Abstract

The Candida haemulonii species complex and other phylogenetically related species, such as Candida auris, are emerging pathogens. The C. haemulonii complex comprises C. haemulonii, C. haemulonii var. vulnera, and Candida duobushaemulonii species. The correct identification of this fungal complex is clinically and epidemiologically relevant; however, conventional identification methods are currently inadequate. In this study, we report the molecular reidentification of two clinical isolates: isolate 553 that was recovered from a patient with total dystrophic onychomycosis and isolate 77–18 from a patient with mucocutaneous candidiasis. Both patients had diabetes mellitus as baseline disease.
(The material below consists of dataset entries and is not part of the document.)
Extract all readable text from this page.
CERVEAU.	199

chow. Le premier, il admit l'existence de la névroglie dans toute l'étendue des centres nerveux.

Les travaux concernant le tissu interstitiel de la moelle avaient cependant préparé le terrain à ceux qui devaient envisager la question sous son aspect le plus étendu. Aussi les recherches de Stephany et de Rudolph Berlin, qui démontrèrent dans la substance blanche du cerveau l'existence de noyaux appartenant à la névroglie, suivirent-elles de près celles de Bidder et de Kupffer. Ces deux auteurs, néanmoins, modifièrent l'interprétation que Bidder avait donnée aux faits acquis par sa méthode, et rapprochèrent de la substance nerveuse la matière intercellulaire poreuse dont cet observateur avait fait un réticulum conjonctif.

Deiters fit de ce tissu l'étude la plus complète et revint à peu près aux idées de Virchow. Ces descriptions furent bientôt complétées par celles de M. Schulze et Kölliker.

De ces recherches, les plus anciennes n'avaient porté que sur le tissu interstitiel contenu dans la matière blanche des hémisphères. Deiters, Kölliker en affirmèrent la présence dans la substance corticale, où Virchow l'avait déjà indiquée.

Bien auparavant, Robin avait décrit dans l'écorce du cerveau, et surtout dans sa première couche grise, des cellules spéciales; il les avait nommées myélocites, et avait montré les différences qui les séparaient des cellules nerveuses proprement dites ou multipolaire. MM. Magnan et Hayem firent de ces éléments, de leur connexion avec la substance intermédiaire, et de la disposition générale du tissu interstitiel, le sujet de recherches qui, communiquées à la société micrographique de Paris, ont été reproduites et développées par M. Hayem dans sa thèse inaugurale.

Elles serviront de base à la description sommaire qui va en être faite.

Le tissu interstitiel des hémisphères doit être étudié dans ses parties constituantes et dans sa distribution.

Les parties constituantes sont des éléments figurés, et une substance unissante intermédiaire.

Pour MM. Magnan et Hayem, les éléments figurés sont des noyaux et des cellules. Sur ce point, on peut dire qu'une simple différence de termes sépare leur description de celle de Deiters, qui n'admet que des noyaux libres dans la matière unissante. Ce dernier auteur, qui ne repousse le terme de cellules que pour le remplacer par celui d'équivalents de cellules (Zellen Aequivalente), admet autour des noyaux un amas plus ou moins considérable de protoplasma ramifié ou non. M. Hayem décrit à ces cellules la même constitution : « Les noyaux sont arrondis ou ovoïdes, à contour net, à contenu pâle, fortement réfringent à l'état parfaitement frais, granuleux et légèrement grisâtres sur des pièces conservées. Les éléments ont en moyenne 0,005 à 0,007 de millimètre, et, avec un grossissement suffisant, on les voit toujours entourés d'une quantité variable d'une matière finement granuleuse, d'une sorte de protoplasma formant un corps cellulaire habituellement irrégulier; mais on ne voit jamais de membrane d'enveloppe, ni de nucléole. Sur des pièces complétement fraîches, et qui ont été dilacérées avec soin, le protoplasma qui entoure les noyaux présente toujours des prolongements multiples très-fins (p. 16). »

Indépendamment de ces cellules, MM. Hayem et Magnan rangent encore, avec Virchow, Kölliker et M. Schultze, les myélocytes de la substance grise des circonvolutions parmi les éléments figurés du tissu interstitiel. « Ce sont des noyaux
These isolates were initially identified as C. haemulonii by the VITEK® 2 system but were later determined to be C. duobushaemulonii based on the amplification and sequencing of a 115-bp fragment of the region of 26S rDNA. The isolates were resistant to fluconazole, and only isolate 553 was resistant to amphotericin B. Patients showed clinical and mycological cure after treatment with itraconazole. The clinical and microbiological data of these two cases of superficial candidiasis caused by C. duobushaemulonii, along with previous reports about infections with the C. haemulonii complex species, suggest that patients with diabetes mellitus are highly susceptible to infection with these fungi. Therefore, for diagnosing candidiasis in patients with diabetes mellitus, yeasts must be identified at the species level, and antifungal susceptibility testing must be carried out for adequate treatment.